Sembrerebbe proprio di sì. “Mi manda papà” resta tuttora il magico passepartout che assicura lavoro, carriera, privilegi.
Dunque, è la solita, antica storia, tutta politica: poltrona ricca, mi ci ficco… insieme a figli, mogli, nipoti, amanti, cugini, amici, amici degli amici.

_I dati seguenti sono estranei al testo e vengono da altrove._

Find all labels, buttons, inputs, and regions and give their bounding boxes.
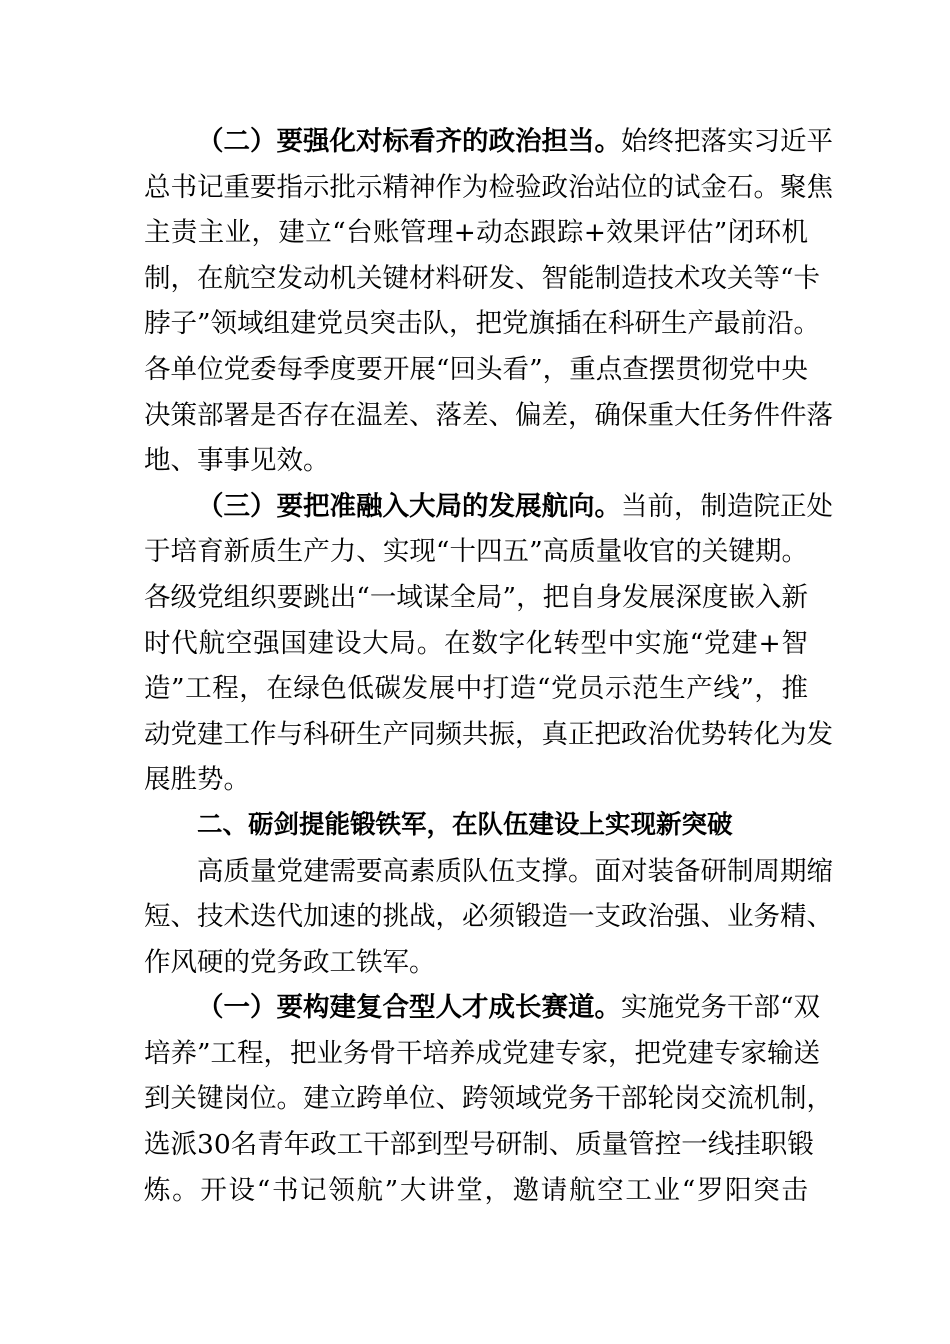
text-line: 脖子”领域组建党员突击队，把党旗插在科研生产最前沿。 — [144, 308, 821, 340]
text-line: 短、技术迭代加速的挑战，必须锻造一支政治强、业务精、 — [144, 901, 833, 933]
paragraph-lead: （二）要强化对标看齐的政治担当。 — [197, 126, 621, 157]
text-line: 地、事事见效。 — [144, 445, 330, 477]
text-line: 培养”工程，把业务骨干培养成党建专家，把党建专家输送 — [144, 1037, 821, 1069]
text-line: 高质量党建需要高素质队伍支撑。面对装备研制周期缩 — [197, 855, 833, 887]
text-line: 各级党组织要跳出“一域谋全局”，把自身发展深度嵌入新 — [144, 581, 808, 613]
text-line: 于培育新质生产力、实现“十四五”高质量收官的关键期。 — [144, 536, 808, 568]
paragraph-team-intro — [144, 849, 833, 986]
text-line: 总书记重要指示批示精神作为检验政治站位的试金石。聚焦 — [144, 171, 833, 203]
text-line: 作风硬的党务政工铁军。 — [144, 946, 436, 978]
text-line: 动党建工作与科研生产同频共振，真正把政治优势转化为发 — [144, 718, 833, 750]
text-line: 到关键岗位。建立跨单位、跨领域党务干部轮岗交流机制， — [144, 1083, 833, 1115]
paragraph-lead: （三）要把准融入大局的发展航向。 — [197, 490, 621, 522]
text-line: 展胜势。 — [144, 764, 250, 796]
text-line: （一）要构建复合型人才成长赛道。实施党务干部“双 — [197, 992, 821, 1024]
paragraph-talent-track — [144, 985, 833, 1213]
text-line: 选派30名青年政工干部到型号研制、质量管控一线挂职锻 — [144, 1129, 814, 1161]
text-line: 各单位党委每季度要开展“回头看”，重点查摆贯彻党中央 — [144, 353, 808, 385]
paragraph-political-responsibility — [144, 119, 833, 484]
text-line: 造”工程，在绿色低碳发展中打造“党员示范生产线”，推 — [144, 673, 808, 705]
paragraph-lead: （一）要构建复合型人才成长赛道。 — [197, 992, 621, 1024]
text-line: （二）要强化对标看齐的政治担当。始终把落实习近平 — [197, 126, 833, 157]
text-line: 炼。开设“书记领航”大讲堂，邀请航空工业“罗阳突击 — [144, 1174, 808, 1206]
text-line: （三）要把准融入大局的发展航向。当前，制造院正处 — [197, 490, 833, 522]
section-heading: 二、砺剑提能锻铁军，在队伍建设上实现新突破 — [197, 809, 733, 840]
text-line: 时代航空强国建设大局。在数字化转型中实施“党建+智 — [144, 627, 808, 659]
paragraph-development-direction — [144, 484, 833, 803]
document-body — [144, 119, 833, 1213]
text-line: 决策部署是否存在温差、落差、偏差，确保重大任务件件落 — [144, 399, 833, 431]
text-line: 制，在航空发动机关键材料研发、智能制造技术攻关等“卡 — [144, 262, 821, 294]
text-line: 主责主业，建立“台账管理+动态跟踪+效果评估”闭环机 — [144, 217, 808, 249]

Il neologismo “parentopoli”, per non farci mancare proprio nulla, nasce in Calabria nel 2005 per merito o colpa, dipende dai punti di vista, di Egidio Masella, l’assessore regionale al lavoro, targato Rifondazione Comunista, dimessosi dopo che era diventata di dominio pubblico una curiosa assunzione nel suo staff: quella di sua moglie, l’avvocato Lucia Apreda.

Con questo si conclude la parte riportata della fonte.